Restriction digestion
2 μL aliquots of replication reactions were stopped in 20 μL of stop solution B (50 mM Tris pH 7.5, 0.5% SDS, 25 mM EDTA), and replication products were purified as previously described (Raschle et al., 2008). Purified products were digested with restriction enzymes as per the manufacturer’s instructions. Digestion reactions were stopped in 0.5 volumes of stop solution C (5% SDS, 4 mg/mL Proteinase K) and incubated for 60 minutes at room temperature. Digested products were separated on a 1% native agarose gel and visualized by autoradiography.
Sequencing
LacR-bound p[lacO48] plasmid was replicated in the presence of mitotic B1-CDK1 for 120 minutes. Replication products were purified and digested with AlwNI (single cut on the parental DNA) for 60 minutes at 37°C, as described above. After separation on a 0.9% native agarose gel, bands smaller than the 4.6 kb full-length linear fragment were extracted and self-ligated with T4 DNA ligase. The ligation products were transformed into E.coli DH5α. As a control, p[lacO48] was replicated without LacR for 120 minutes in the presence of B1-CDK1. Replication products (containing only open circular and supercoiled species) were processed as above, and the only band (4.6 kb) after AlwNI restriction was purified for cloning.

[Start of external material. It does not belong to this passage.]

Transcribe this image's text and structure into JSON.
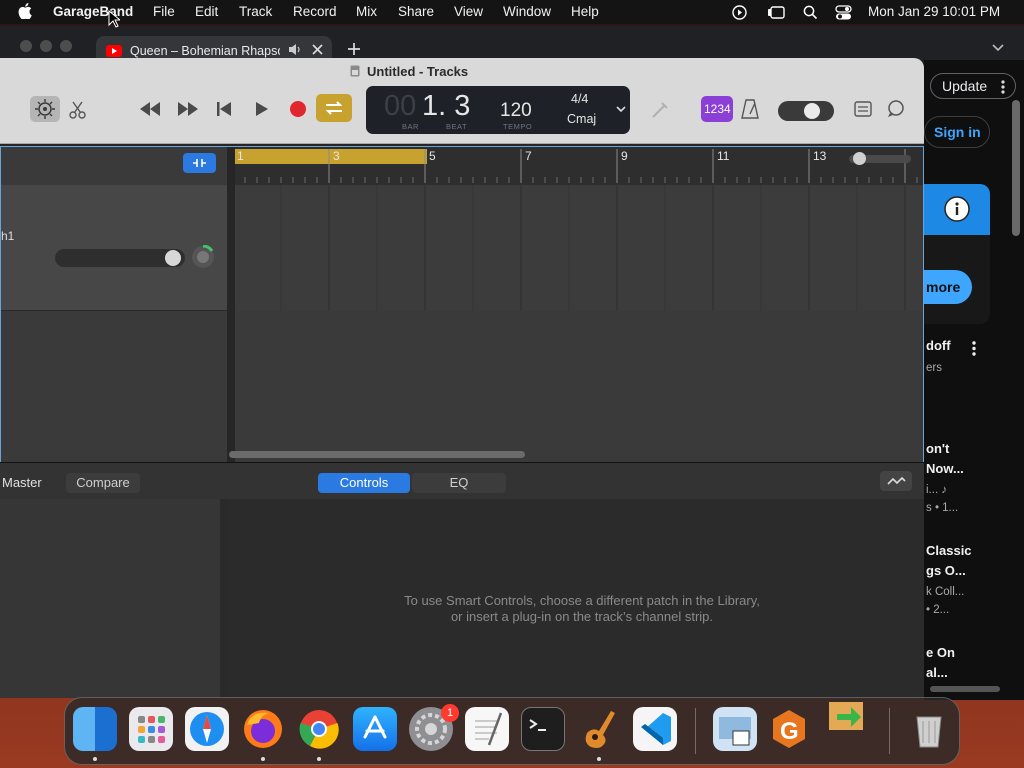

Clones from both treatments were sequenced by Sanger method with Forward primer: 5’-AAGGCGATTAAGTTGGGTAA-3’ and Reverse primer: 5’-CATGTTCTTTCCTGCGTT ATCCCCTGA-3’.
Microscopy
1 μL of nuclear assembly reactions containing LSS egg extract and sperm chromatin was mixed with 1 μL of Hoechst 3300 (2.5 μg/mL) for 5 minutes before imaging. Images in Figures S1A and S1C were single focal planes acquired by a wide field Nikon Eclipse E600 microscope equipped with a Nikon 40x Plan Apo NA 1.0 oil objective. Images in Figure S4B were maximum projections from stacks of z-series acquired with a 0.5 μm step size. Images were collected using a 60x Plan Apo NA 1.4 oil objective with a CoolSnapHQ2 CCD camera (Photometrics) on a Yokogawa CSU-22 spinning disk confocal system (Nikon Instruments, Melville, NY). Fluorophores were excited by a 405 nm laser.
Data quantification
Autoradiographs and Western blots were quantified using ImageJ 1.48v (National Institute of Health). The quantification methods for individual results are described in the figure legends.
ACKNOWLEDGMENTS
We thank James Dewar, Emily Low, Justin Sparks, Kyle Vrtis, Daniel Finley, Puck Knipscheer, and Jan-Michael Peters for experimental protocols or reagents. We thank Alan D’Andrea, Randy King, Ralph Scully, Karim Labib, and members of the Pellman and Walter laboratories for helpful discussion and critical reading of the manuscript. R.A.W. was supported by postdoctoral fellowship 131415-PF-17-168-01-DMC from the American Cancer Society. D.P. was supported by NIH grant CA213404. J.C.W. was supported by NIH grants GM080676 and HL098316. D.P. and J.C.W. are investigators of the Howard Hughes Medical Institute.